Five faculty members from the School of Civil and Environmental Engineering are part of teams selected for funding in the 2025 round of Sustainability Next Research Seed Grants.
The grants were awarded to 17 transdisciplinary research teams representing more than 50 collaborators from across Georgia Tech. The seed grant program is administered by the Brook Byers Institute for Sustainable Systems (BBISS). The program aims to nurture promising research areas for future large-scale collaborative sustainability research and to broaden and strengthen the Georgia Tech sustainability community.
The Civil and Environmental Engineering faculty on teams selected for the grants are: Assistant Professor Joe Bozeman, Assistant Professor Edvard Bruun, Assistant Professor Katherine Graham, Assistant Professor Sofía Pérez-Guzmán, and Regents' Professor Ted Russell.
Seven projects with civil and environmental engineering faculty were selected for Sustainability Next Research Seed Grants:
- Developing a Sustainable and Ethical Electric Vehicle Ecosystem Workforce for the Future Through Cross-Sector Partnerships. Principal Investigators (PI): Joe Bozeman. Co-Principal Investigator (Co-PI): Jennifer Hirsch.
- Guiding Transportation With Community Action Through Research, Education, and Service (GT-CARES). PI: Rounaq Basu. Co-PIs: Ruthie Yow, Sofía Pérez-Guzmán, Rebecca Watts Hull.
- Co-optimizing Design and Coordination for Sustainable Multi-Robot Construction. PI: Edvard Bruun. Co-PI: Harish Ravichanda.
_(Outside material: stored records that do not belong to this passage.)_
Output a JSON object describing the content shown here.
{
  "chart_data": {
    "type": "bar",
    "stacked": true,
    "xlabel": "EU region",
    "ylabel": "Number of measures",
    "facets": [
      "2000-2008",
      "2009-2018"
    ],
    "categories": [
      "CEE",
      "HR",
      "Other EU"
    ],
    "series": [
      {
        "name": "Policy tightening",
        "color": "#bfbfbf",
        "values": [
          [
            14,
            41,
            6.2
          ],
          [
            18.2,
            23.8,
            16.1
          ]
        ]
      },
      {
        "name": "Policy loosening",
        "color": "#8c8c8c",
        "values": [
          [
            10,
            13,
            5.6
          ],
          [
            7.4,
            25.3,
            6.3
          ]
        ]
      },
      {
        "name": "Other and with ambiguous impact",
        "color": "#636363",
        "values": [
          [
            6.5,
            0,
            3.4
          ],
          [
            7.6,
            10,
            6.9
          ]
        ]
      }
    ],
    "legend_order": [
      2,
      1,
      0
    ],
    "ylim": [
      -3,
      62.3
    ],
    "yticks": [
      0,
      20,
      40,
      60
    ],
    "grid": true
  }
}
- Building a Georgia Tech Research Partnership for Community-Based Food System Resilience. PI: Johannes Milz. Co-PIs: Xin Chen, Inge Rocker, Sofía Pérez-Guzmán, Nicole Kennard.
- Are Data Centers the New Landfills? Social, Economic, and Environmental Tradeoffs. PI: Allen Hyde. Co-PIs: Josiah Hester, Cindy Lin, Nicole Kennard, Joe Bozeman, Elora Raymond, Tony Harding, Jung-Ho Lewe.
- Advancing Water Reuse Through Research, Education, and Community Partnerships in Atlanta, Georgia. PI: Katherine Graham. Co-PIs: Amanda Nolen, Yeqing Kong.
- Assessing the Accuracy and Reliability of Low-Cost Particulate Matter (PM) Sensors Across Diverse Ambient Environments. PI: Nga Lee (Sally) Ng. Co-PI: Ted Russell.